Por otra parte, el ambiente geopolítico actual no nace de la nada, más bien es producto del deterioro de las ideas que prevalecieron luego de finalizada la Segunda Guerra Mundial, en las que se privilegiaba la promoción del sistema democrático (algunos dirán que como herramienta propagandística de un Occidente dominante, poderoso y triunfante) basado en los derechos humanos, y del surgimiento de nuevos actores con un relativo nivel de desarrollo económico que compite, ciertamente, con aquellas potencias dominantes de mediados del siglo XX. Un reflejo de ello podría ser, por ejemplo, la forma de expresarnos públicamente que hemos ido aceptando como norma en las últimas décadas. Las redes, y e indudablemente algunas agendas políticas, han degradado el debate y la discusión a espacios polarizados, intolerantes, donde impera la cultura de la cancelación y el discurso de odio, las posiciones suma-cero, el utilitarismo en el uso de conceptos y programas políticos, o incluso de problemas científicos, como pueden ser el cambio climático y la propia pandemia del COVID-19.
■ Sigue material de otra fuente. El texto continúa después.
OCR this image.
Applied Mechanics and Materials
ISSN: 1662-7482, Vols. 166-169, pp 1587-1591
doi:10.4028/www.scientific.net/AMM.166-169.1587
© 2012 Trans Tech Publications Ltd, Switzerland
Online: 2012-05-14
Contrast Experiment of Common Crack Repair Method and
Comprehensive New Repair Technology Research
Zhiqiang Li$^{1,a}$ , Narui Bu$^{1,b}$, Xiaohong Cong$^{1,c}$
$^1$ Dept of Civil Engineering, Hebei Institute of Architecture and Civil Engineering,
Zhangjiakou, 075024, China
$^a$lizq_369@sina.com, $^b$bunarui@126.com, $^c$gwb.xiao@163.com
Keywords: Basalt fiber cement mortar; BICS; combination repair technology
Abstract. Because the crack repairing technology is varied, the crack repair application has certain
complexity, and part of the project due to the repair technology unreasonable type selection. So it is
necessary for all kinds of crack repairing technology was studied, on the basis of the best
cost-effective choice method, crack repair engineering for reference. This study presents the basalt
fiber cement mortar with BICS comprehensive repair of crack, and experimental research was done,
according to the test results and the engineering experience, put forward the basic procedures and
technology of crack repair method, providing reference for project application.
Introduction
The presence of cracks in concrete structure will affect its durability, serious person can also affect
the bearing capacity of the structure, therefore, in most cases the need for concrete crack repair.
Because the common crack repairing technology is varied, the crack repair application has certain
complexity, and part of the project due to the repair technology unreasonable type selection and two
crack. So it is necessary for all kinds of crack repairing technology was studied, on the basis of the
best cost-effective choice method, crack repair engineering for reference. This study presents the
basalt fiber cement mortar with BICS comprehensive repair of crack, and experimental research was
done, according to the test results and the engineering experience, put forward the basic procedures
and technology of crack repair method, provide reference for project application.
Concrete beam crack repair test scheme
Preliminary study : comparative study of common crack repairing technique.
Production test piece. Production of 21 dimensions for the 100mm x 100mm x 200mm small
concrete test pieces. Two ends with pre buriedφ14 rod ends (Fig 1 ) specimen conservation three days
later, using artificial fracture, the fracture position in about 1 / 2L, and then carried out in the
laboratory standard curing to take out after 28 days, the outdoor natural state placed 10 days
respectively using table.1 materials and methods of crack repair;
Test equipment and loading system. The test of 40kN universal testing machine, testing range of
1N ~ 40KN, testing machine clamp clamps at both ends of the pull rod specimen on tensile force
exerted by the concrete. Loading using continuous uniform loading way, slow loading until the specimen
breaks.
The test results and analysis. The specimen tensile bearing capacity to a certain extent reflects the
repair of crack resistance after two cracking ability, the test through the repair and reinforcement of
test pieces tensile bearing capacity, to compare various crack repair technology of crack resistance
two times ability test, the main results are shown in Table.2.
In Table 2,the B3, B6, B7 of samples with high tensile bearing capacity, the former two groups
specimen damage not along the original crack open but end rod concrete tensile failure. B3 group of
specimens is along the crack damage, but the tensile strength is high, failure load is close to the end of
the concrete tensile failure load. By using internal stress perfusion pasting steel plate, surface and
Como sabemos, y hemos visto, todo esto afecta nuestra capacidad de construir y fortalecer las democracias, atenta contra el desarrollo de los países y en definitiva, contra su estabilidad social.

Este círculo vicioso no solo lo vemos en las disputas partidistas o nacionales, sino que también ha llegado al multilateralismo de la ONU, organización que, como expresión de quienes en definitiva la financian y definen su agenda, parece languidecer ante la mirada miope de quienes consideran que cualquier forma de unilateralismo, de supremacía regional o mundial, es preferible a la atadura de manos que puede suponerentenderse de acuerdo con un cuerpo de normas y que se decida por consenso o por debate.

En su discurso, Guterres anuncia que en 2023 presentará a los miembros de la ONU una Nueva Agenda para la Paz en la que desplegará una serie de alternativas para actualizar el sistema, y que permita cambiar de curso, manejar los temas de manera interdisciplinaria y con un mayor impacto. Sugiere desde ya que desarrollará un conjunto de normas, de herramientas de corto, mediano y largo plazo, así como acciones a nivel local, nacional, regional o global, en tierra, mar, ciberespacio y espacial que presentará a los Estados Miembros para su discusión. Propone, además, articular una visión para un mundo en transición para el que buscará con los Estados miembros “nuevos marcos para reforzar las soluciones multilaterales y gestionar una intensa competencia geopolítica” que incluya reconocer los vínculos entre muchas formas de vulnerabilidad, los derechos humanos, la fragilidad del Estado y el estallido de conflictos. Guterres, además, exige de los miembros que se creen nuevas normas, reglamentos y mecanismos de rendición de cuentas que permitan el fortalecimiento del sistema allí donde se han evidenciado lagunas.

No puedo sino desearle suerte al secretario general de la ONU en la tarea titánica que propone en medio de un tablero internacional, que, como vemos, es bastante desolador.

Porque si seguimos así, es negro el porvenir multilateral.